Parla, si muove di continuo, è difficile seguirlo, la sua velocità sequestra l´attenzione e la porta in giro. Lo studio dietro piazza Maggiore è un bazar di oggetti e di gente. Di voci, passi, porte che sbattono, risate. La sua stanza di lavoro è piccola e stipata di cose. Dischi d´oro e di platino, quadri, un letto impero coperto da una bandiera rossa con la faccia di Lenin presa in occasione di un concerto a Mosca e sopra una spada romana, locandine di spettacoli, fotografie («Sono stato a lungo un fotografo, poi mi ha stancato il mezzo»), un poster autografato di Valentino Rossi che grida «Lucio, sei un eroe», l´onorificenza di grande ufficiale con le firme di Ciampi e Berlusconi.
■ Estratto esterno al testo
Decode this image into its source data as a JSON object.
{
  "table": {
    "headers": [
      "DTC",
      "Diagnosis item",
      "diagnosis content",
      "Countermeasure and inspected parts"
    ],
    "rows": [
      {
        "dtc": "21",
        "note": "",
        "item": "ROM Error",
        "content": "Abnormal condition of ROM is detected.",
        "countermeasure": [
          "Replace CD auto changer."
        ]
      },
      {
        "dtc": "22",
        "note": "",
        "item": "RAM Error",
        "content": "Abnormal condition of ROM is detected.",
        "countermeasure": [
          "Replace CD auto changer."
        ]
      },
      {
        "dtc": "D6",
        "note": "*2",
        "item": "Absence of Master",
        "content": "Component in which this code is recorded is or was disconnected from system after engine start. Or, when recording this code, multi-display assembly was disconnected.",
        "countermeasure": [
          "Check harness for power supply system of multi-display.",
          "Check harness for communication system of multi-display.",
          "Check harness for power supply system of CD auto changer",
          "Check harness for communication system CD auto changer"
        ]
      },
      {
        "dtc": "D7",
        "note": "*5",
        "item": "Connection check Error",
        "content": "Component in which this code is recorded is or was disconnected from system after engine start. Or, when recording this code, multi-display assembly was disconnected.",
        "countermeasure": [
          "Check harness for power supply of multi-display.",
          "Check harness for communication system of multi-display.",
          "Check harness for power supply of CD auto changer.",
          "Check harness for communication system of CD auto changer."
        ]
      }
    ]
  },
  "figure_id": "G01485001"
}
Si affaccia Tobia, vecchio compagno di notti insonni, e gli mette in mano cento euro. Una voce lo chiama da sotto la finestra e lui cala una cesta di vimini appesa a una corda per tirare su un fascio di carte. Telefona Pupi Avati, più tardi in sala cinema una piccola compagnia di sodali vedrà il nuovo film appena montato e di cui Dalla comporrà la colonna sonora. L´aura è azzurra, come azzurri sono i bordi della sua camicia e i fili dei braccialetti di stoffa che gli stringono il polso destro. «Il turchese è il mio marchio, il mio karma. la pietra che vorrei uscisse da me, anche se il mio colore preferito è il blu».
Dalla ha scritto un libro. Si intitola Gli occhi di Lucio. Lo ha fatto con il fotografo Marco Alemanno, che ora è qui al suo fianco e spiega: «Lavoriamo assieme da quattro anni, ho trovato nei cassetti del computer di Lucio parole bellissime e ho pensato che sarebbe stata una bestemmia perderle». Dalla politica all´amore, da Maradona a Fellini, dai vecchi al dolore. A Dio. Come poteva mancare Dio. C´è un passo stupendo sul buio, il silenzio, una sera a Monte Sant´Angelo, in Puglia, sotto il cielo di Padre Pio: «Sono anni che vengo tra queste terre benedette e uniche. Vengo perché non so o perché non ne posso fare a meno. Credo di aver portato in questo posto decine di persone, tutti amici fidati, dopo essermi fatto promettere il totale mantenimento del segreto e la massima riservatezza e non prima di aver tranquillizzato i più suggestionabili, enfatizzando con parole giuste questo straordinario spettacolo. Ho visto molti di loro piangere e altri addormentarsi alla luce brillica delle stelle e al più impetuoso silenzio mai ascoltato prima».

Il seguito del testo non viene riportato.